In a report that would have been almost unthinkable a decade ago, Standard & Poor's Corp. of New York said the country's strengthening financial profile, "impressive debt reduction," "successful inflation targeting," "strong public sector balance sheet," and "policy stability based upon wide political consensus [all] augur well for Canada's long-term growth prospects."

Lower government debt has put Canada "in a better position to meet the fiscal challenges of an aging population than many other . . . countries" that are part of the Organization for Economic Co-operation and Development, S&P analyst Joydeep Mukherji said in his assessment.
S&P rates Canada's bonds as a triple-A investment, its highest rating. The agency downgraded the rating to double-A-plus in 1992, when federal and provincial debt was soaring, but restored the triple-A rating in 2002.
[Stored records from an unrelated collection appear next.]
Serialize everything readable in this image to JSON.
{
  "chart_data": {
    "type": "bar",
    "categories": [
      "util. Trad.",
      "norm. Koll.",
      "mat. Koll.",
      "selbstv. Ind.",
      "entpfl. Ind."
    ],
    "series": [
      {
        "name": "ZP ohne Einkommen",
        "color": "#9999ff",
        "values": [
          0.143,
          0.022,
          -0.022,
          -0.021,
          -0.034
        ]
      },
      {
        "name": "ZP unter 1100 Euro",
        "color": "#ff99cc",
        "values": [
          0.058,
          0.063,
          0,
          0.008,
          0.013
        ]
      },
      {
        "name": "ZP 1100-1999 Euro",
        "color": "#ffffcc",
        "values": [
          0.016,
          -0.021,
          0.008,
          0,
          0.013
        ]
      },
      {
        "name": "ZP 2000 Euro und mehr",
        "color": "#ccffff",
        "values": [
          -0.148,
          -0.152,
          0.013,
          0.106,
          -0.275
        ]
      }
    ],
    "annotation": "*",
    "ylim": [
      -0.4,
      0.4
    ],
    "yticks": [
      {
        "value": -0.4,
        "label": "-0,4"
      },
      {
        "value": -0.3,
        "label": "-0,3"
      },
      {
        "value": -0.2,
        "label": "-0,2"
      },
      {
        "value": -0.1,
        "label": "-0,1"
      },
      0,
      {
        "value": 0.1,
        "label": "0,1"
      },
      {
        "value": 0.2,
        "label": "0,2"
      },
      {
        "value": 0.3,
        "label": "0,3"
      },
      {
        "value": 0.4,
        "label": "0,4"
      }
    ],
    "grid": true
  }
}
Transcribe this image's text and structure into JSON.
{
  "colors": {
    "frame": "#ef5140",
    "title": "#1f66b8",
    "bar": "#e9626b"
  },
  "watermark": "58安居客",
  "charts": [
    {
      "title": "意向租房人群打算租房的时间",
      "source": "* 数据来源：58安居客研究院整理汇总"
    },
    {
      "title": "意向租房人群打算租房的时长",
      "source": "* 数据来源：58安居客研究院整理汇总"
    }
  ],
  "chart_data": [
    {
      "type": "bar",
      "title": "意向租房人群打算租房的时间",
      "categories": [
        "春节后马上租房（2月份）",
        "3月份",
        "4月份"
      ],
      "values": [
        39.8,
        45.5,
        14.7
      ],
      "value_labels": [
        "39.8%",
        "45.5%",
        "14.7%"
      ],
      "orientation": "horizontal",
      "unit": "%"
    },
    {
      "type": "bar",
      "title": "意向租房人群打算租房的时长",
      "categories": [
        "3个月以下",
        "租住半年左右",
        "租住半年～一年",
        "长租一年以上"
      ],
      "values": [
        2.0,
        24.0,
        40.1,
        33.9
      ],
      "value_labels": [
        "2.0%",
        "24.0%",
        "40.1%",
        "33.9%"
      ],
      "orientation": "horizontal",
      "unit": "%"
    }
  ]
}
The latest report says Canada's net general government debt is projected to fall below 30 per cent of gross domestic product next year, compared with 55 per cent in the United States and France and 36 per cent in Britain.
Mr. Mukherji, himself a Canadian who has worked abroad since 1996, praised Canada's success at integrating more immigrants, relative to population, than most developed countries "while maintaining better social cohesion than many European countries and the United States."
The consensus on economic policy is likely to endure "regardless of economic cycles and changes in political leadership," he said.

The S&P report raised only two critical points. It suggested that comparatively low salaries paid to senior officials in key federal economic ministries raises a "modest concern" about Ottawa's ability "to keep recruiting able people." And it said that Canada, like other rich countries, "maintains high levels of trade protection on clothing, textiles and agricultural products."